What should have been a quick and painless flight home failed to materialize. Our plane had a mechanical problem that Southwest Airlines could not quickly fix. After boarding us and de-boarding us, the decided to fly an empty plane from Chicago to Des Moines to pick us up and take us to Las Vegas. The flight would be delayed 4 1/2 hours. We made the most of the time by visiting the gift shops, getting some lunch and Jace taking a nap in my lap in the gate area.
As it was getting closer to time to board, Jace and I sat on a bench and ate mini-muffins while waiting for the plane.
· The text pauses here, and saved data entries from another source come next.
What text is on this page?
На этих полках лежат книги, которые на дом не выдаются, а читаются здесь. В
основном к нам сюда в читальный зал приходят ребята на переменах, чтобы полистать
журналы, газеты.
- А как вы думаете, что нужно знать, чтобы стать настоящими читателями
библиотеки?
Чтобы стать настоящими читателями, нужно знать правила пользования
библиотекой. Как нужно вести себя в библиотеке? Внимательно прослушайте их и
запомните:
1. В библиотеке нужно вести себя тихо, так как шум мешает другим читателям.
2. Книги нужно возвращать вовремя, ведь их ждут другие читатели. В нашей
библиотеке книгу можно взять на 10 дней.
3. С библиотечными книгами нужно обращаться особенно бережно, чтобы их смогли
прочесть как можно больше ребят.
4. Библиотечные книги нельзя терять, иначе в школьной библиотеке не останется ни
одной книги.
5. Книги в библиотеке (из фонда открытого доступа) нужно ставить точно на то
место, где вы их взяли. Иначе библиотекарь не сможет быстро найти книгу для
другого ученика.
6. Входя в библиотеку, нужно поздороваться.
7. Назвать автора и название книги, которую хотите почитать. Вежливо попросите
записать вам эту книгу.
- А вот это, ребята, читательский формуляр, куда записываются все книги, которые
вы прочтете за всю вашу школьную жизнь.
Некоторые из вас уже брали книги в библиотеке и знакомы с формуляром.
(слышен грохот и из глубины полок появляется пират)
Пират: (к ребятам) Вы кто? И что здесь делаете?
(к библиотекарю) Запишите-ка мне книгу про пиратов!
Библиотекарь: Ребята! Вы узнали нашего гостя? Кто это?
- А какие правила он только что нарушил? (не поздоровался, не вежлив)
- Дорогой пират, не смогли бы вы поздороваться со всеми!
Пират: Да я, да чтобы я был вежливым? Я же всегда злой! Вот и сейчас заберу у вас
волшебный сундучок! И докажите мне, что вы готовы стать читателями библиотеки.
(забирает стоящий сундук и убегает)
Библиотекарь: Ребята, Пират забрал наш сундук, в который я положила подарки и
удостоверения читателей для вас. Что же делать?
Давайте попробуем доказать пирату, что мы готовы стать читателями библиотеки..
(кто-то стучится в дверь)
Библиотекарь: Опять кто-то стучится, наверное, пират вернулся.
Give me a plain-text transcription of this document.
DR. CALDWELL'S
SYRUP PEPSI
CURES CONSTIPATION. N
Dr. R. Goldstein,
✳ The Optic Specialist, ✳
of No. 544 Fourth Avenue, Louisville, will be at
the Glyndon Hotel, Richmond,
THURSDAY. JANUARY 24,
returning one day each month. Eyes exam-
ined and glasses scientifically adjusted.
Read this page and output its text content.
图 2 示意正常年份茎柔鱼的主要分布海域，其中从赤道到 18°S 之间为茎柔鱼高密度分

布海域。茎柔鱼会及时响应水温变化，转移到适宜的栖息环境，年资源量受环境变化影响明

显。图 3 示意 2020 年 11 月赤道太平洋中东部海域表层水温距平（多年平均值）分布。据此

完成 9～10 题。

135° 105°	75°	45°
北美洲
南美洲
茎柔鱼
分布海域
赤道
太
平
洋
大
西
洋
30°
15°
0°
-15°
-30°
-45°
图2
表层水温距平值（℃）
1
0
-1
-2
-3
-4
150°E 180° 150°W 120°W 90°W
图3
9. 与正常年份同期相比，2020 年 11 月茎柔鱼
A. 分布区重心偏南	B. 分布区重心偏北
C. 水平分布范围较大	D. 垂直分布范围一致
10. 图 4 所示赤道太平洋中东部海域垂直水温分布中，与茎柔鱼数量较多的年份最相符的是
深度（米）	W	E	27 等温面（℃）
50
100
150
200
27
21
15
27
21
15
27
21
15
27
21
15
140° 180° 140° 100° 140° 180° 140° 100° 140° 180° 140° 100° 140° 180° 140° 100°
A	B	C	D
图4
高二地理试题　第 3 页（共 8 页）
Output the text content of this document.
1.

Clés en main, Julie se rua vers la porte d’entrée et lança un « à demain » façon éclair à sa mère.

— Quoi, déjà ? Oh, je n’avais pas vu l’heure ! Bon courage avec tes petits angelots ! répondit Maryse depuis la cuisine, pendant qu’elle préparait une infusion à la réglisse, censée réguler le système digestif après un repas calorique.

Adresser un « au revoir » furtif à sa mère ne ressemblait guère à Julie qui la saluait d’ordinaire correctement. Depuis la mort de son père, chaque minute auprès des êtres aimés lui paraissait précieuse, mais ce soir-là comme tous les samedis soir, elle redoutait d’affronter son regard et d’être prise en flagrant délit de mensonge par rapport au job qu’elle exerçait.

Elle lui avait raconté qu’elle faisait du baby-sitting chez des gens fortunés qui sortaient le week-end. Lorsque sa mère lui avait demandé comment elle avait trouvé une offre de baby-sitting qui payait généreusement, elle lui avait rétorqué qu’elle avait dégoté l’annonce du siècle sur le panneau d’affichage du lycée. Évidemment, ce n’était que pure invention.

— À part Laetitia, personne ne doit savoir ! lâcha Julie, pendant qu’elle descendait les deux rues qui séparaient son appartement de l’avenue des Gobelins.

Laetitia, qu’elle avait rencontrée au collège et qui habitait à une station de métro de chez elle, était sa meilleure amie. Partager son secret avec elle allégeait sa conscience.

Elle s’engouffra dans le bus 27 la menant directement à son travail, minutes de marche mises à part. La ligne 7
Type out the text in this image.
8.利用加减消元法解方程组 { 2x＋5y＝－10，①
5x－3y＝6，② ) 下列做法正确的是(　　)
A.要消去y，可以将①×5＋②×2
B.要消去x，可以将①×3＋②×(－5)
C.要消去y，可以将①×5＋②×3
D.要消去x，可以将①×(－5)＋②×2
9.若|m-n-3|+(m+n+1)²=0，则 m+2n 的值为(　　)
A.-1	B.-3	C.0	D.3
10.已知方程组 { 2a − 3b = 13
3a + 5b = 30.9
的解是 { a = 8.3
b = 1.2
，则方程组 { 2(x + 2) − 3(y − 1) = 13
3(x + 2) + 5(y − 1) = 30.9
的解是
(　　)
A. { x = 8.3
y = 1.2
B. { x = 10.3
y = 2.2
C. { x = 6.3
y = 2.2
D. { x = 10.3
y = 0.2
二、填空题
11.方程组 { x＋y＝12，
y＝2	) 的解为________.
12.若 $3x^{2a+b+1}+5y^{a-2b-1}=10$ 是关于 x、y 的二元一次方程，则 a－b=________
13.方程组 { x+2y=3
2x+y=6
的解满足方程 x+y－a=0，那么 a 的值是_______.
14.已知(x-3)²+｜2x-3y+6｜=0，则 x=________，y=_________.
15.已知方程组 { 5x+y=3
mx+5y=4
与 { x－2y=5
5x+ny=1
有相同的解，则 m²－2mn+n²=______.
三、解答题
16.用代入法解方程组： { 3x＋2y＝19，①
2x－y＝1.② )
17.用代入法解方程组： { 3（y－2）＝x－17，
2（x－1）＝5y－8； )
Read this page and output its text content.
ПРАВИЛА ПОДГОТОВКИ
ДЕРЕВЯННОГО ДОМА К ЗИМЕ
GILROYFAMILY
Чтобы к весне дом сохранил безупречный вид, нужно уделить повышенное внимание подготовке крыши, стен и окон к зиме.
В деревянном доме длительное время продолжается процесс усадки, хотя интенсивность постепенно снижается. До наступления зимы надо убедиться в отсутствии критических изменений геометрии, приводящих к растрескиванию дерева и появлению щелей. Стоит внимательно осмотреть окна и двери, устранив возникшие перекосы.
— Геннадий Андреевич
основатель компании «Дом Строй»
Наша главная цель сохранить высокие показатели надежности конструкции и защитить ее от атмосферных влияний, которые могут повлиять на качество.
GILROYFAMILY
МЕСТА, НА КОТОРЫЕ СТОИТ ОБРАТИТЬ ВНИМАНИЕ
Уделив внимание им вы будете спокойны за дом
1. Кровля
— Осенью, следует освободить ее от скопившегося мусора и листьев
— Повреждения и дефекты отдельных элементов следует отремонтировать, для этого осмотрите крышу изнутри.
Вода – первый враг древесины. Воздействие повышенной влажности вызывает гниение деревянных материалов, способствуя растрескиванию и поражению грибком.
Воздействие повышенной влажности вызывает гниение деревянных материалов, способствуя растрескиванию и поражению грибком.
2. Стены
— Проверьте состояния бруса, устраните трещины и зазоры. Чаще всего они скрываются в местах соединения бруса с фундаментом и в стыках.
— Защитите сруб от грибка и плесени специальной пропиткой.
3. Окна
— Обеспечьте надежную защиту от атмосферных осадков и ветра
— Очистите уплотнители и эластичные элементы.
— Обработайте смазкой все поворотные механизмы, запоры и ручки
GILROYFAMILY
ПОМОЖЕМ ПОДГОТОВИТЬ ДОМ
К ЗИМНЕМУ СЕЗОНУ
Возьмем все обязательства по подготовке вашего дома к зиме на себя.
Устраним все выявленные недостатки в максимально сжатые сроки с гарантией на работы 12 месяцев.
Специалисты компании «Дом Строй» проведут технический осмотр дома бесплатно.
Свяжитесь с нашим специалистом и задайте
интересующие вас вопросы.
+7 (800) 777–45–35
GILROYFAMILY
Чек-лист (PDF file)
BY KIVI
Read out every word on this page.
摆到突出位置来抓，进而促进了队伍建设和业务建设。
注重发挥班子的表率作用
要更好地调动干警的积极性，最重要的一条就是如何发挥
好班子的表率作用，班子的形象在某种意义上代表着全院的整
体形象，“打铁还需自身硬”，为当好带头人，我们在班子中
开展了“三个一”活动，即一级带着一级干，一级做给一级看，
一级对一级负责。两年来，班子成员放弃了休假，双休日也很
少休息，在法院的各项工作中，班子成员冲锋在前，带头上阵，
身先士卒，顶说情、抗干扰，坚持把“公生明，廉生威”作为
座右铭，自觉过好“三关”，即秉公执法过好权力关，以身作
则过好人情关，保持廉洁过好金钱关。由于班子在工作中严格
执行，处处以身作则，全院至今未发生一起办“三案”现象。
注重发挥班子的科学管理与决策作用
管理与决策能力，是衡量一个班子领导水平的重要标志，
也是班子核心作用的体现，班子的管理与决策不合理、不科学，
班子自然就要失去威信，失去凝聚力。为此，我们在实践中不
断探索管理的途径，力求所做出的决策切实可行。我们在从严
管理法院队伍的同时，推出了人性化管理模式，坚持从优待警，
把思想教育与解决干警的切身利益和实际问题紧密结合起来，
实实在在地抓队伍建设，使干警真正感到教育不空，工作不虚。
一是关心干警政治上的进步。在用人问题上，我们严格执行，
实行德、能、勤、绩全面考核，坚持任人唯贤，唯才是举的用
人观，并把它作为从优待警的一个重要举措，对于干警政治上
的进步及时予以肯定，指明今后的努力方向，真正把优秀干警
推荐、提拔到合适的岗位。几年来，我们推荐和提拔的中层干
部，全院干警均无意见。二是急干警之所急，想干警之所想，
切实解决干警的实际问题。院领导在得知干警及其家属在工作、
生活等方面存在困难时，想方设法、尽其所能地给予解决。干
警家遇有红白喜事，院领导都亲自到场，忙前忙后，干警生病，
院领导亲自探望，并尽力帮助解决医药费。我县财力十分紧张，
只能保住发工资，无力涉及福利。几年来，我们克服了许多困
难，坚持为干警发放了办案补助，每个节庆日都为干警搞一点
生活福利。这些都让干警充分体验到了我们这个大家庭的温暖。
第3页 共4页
During this time, four different complete strangers came up to us to commend Jace on how well-behaved he had been during the long delay. Jace never cried all day. He didn’t throw a fit. He didn’t even scream. He just hung out with his Daddy and waited for the next adventure to start.
It was nice of so many Iowans to notice us.
We don’t get back much to Iowa anymore. This trip was the second time in two years. For a single father of a toddler the trip is a daunting task. But it is nice to know when we go back we can always get a refresher on the greatness of Iowa.
And I can still make jokes. You know what University of Northern Iowa fans and University of Iowa fans have in common? None of them went to the Iowa.